Selbstbeweihräucherung…

…wirst du bei mir hier nicht finden.

Erstmal schön, dass du  vorbeischaust und dich dafür interessierst, wer ich so bin. Ich werde dir versuchen einen kleinen Einblick in mein Schaffen und Werden zu geben.

Also 50 Jahre alt und die erste Kamera mit 12. Ok, der zweite Teil klingt wie ein Klischee, trifft bei mir allerdings voll zu. Ich bekam eine Exakta HS 1 geschenkt (was für eine fantastische Kamera) und lernte das Fotografieren von Anfang an. Damals gab es sowas wie Bildrückschau noch nicht, geschweige denn einen digitalen Kamerasensor.

Jede Filmentwicklung war ein kleines Erlebnis – Freud und Leid lagen oft sehr dicht beieinander. 

Da ich schon immer ein Mensch der Praxis war, habe ich viel ausprobiert. Eine Menge trial and error, ohne Google, YouTube und Co. – gab es damals nämlich auch noch nicht.

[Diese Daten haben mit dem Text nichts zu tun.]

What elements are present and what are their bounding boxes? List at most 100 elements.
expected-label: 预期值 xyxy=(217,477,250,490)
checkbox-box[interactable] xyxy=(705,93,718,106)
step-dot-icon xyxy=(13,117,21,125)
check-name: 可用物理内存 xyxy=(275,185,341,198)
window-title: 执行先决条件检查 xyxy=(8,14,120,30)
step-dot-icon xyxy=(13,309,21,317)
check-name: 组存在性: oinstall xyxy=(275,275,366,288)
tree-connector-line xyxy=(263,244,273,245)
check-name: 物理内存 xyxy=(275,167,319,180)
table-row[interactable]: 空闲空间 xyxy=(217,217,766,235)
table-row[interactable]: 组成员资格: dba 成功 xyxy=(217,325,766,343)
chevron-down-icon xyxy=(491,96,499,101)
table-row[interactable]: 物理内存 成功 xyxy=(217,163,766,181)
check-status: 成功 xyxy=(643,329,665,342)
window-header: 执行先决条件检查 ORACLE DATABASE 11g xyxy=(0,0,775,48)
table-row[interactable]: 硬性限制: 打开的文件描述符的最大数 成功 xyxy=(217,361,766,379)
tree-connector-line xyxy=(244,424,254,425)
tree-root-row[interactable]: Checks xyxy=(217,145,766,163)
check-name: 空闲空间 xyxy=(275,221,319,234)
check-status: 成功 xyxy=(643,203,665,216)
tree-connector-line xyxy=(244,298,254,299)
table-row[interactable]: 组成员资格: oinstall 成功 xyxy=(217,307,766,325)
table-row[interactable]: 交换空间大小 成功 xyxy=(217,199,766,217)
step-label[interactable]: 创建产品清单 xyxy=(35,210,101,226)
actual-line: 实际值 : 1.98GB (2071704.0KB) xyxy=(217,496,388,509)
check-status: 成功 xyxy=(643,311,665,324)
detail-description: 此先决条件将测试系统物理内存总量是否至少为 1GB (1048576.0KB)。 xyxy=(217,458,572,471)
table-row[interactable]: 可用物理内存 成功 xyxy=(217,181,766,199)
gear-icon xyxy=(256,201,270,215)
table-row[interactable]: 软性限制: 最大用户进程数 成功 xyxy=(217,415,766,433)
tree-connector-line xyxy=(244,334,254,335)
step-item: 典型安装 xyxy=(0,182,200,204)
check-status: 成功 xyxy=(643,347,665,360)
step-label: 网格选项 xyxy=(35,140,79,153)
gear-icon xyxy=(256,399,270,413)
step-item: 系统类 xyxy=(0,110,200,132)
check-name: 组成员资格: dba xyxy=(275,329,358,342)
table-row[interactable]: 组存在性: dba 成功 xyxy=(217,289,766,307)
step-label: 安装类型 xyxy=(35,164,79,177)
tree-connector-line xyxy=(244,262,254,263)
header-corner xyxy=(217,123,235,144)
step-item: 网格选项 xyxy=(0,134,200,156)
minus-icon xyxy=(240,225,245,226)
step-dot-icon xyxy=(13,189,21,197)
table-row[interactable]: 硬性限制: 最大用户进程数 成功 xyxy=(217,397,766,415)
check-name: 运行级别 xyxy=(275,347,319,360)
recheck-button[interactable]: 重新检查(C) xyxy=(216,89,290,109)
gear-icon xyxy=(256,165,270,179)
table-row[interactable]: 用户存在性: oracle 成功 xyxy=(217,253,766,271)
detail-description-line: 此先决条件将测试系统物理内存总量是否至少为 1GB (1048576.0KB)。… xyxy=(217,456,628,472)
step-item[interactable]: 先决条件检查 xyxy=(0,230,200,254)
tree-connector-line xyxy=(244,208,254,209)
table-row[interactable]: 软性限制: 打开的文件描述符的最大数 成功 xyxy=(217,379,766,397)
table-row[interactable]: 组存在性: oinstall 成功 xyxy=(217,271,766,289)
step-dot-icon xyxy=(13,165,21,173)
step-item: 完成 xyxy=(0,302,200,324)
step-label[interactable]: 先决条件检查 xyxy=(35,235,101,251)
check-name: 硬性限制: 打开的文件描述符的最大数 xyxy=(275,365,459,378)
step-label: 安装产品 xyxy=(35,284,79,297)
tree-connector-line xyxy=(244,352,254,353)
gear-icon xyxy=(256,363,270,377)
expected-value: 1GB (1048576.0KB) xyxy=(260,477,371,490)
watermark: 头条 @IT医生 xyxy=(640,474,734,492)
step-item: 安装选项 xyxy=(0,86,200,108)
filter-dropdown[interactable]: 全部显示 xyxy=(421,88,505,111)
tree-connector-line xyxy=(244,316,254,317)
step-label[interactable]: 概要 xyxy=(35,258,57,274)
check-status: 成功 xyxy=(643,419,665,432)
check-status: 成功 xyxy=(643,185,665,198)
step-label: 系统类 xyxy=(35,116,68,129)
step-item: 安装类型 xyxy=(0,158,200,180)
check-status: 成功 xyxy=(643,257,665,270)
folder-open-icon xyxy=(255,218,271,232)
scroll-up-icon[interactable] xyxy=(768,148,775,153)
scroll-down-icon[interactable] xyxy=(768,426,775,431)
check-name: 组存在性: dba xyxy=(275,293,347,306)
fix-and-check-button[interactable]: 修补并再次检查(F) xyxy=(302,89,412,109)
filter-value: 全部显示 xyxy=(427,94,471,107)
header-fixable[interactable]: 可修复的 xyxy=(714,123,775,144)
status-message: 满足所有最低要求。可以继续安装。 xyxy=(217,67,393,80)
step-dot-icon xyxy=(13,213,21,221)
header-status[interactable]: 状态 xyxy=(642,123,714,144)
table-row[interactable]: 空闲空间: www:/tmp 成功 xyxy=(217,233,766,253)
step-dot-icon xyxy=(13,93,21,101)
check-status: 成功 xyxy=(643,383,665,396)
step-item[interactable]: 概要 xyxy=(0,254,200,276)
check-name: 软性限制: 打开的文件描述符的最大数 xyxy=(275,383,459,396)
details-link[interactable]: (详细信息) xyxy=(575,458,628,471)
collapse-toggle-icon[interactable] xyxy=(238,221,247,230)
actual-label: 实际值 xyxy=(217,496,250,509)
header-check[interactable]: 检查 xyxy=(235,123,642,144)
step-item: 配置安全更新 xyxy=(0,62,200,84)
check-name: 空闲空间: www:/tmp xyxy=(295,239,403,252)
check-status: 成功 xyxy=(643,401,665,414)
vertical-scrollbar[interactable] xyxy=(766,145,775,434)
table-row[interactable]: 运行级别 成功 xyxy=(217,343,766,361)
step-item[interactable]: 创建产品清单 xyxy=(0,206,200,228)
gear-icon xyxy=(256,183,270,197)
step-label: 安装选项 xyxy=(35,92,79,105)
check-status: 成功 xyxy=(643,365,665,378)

Wie man erahnen kann, bin ich in das Fotografenbusiness als Autodidakt hineingewachsen.

Viele Jahre war die Fotografie dann ein Hobby, was sich allerdings langsam aber stetig immer weiter entwickelte. Irgendwann wurden die Anfragen mehr und kollidierten mit meinem damaligen Hauptberuf. Für mich war es schon immer spannend, Dinge zu dokumentieren bzw. Vorgänge zu begleiten. Gerne auch als Reportage bezeichnet…ich bin definitiv jemand, der sehr ungern Dinge arrangiert.

Mein Herz schlug schon immer in Richtung Fotografie. Damals war ich allerdings noch nicht in der Lage diesem Ruf zu folgen und hörte auf meine Eltern (“mach doch was Vernünftiges). Irgendwann kam es dann allerdings doch, wie es in solchen Fällen oft kommen muss – mein alter Job musste weichen und ich machte mich auf zu neuen Ufern.

1999 startete ich in die Freiberuflichkeit.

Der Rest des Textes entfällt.